Dokan (ドカン [土管?], "earthen pipe") is a software interface for Microsoft Windows that lets programmers create virtual file systems without writing a kernel-level driver. This is achieved by running file system code in user space while the Dokan kernel driver translates the request for Windows Kernel. It offers compatibility with the FUSE file system by using a wrapper that can be built with Cygwin and MinGW.

Dokan is free software released under the terms of the LGPL and MIT License.

== History ==

The Dokan project was originally created and maintained by Hiroki Asakawa from 2007 to 2011, up to version 0.6.0. It was hosted on Google Code. Asakawa was supported by a 2006 grant from the Japanese Innovation Platform Agency, Japan on a related subject.

===Forks===
====DokanX====
From around 2013, it was maintained by the community on a fork called DokanX.
====Dokany====
As the development of DokanX slowed in 2014, the French company ISLOG took over with its own fork called Dokany, actively maintained by Adrien Jund (aka "Liryna Stark") and formerly used to be co-maintained by Maxime Chamley. The drivers are now code signed by this company.

== End-user uses ==
Dokan may be installed by end-user installed applications such as Disk Drill.
===How to access iPhone===
iPhone users may be able to access their iPhone via Dokan on Windows in a similar way that FUSE can for Unix-like operating systems.

== Developer uses ==
Dokan is particularly useful for writing to a Virtual File System without requiring Windows Kernel knowledge. It gives one the ability to mount a virtual hard drive that contains whatever the developer wants to show, making it an alternative to the professionally developed CBFS Connect library. It can be absolutely virtual using memory like a ramdisk or show remote data like FTP, SSH, Samba, and databases as local storage that can be listed, read, written, and deleted.
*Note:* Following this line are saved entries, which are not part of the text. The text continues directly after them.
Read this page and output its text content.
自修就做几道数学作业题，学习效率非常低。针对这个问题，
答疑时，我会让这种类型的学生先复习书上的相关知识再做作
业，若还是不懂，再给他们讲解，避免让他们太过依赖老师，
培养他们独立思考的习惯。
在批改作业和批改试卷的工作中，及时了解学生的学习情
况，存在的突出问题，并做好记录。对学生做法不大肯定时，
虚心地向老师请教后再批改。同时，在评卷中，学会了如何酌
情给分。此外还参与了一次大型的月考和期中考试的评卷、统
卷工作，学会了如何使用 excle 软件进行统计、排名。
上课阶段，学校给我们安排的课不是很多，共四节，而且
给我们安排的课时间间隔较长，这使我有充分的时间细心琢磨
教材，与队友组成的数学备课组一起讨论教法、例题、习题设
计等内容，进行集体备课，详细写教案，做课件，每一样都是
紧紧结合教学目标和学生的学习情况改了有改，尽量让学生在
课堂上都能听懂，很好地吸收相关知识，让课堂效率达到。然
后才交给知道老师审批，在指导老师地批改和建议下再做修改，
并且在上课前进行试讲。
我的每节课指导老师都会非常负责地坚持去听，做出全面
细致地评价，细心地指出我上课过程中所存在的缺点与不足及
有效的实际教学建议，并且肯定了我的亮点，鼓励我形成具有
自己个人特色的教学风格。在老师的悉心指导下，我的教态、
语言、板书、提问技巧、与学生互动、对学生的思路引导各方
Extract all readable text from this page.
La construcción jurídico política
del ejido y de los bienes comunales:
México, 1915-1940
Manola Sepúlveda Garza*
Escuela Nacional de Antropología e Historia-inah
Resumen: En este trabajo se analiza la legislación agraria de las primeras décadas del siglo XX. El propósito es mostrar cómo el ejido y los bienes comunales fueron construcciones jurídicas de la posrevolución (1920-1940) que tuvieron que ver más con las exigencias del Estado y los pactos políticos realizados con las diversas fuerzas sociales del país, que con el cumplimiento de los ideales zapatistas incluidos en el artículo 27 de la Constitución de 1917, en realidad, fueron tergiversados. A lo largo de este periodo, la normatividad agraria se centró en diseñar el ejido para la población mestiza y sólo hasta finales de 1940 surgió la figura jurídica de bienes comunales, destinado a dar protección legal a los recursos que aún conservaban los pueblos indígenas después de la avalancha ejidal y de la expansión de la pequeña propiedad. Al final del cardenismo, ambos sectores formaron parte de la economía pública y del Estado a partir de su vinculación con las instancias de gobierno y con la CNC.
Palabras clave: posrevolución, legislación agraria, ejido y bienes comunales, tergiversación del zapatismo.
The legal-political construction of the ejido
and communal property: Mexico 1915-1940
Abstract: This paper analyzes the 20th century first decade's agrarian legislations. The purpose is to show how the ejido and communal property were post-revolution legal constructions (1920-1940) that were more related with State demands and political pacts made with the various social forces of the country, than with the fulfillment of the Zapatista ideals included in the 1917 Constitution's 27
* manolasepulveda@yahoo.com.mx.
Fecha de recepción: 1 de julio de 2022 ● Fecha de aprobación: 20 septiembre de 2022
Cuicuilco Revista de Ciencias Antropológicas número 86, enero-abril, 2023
Dokan is written in C. It provides bindings in .NET, Java, Ruby, Delphi, and Rust.

=== Example uses ===
- DokanCloudFS: Access to different cloud storage services as virtual driver (OneDrive, Google Drive, MEGA, ...).
- Dokan SSHFS: SSH File System
- MLVFS: Magic Lantern Video File System
- Win-SSHFS: SSH with SSH.NET File System
- encfs4win : Encryption File System
- Opendedup CDFS: Deduplication Based File System
- Dokan NFC: RFID / NFC File System
- vramfs on Windows: VRAMFS on Windows - Create a file system in VRAM
- kbfs: Keybase Filesystem (KBFS), a distributed filesystem with end-to-end encryption and a global namespace.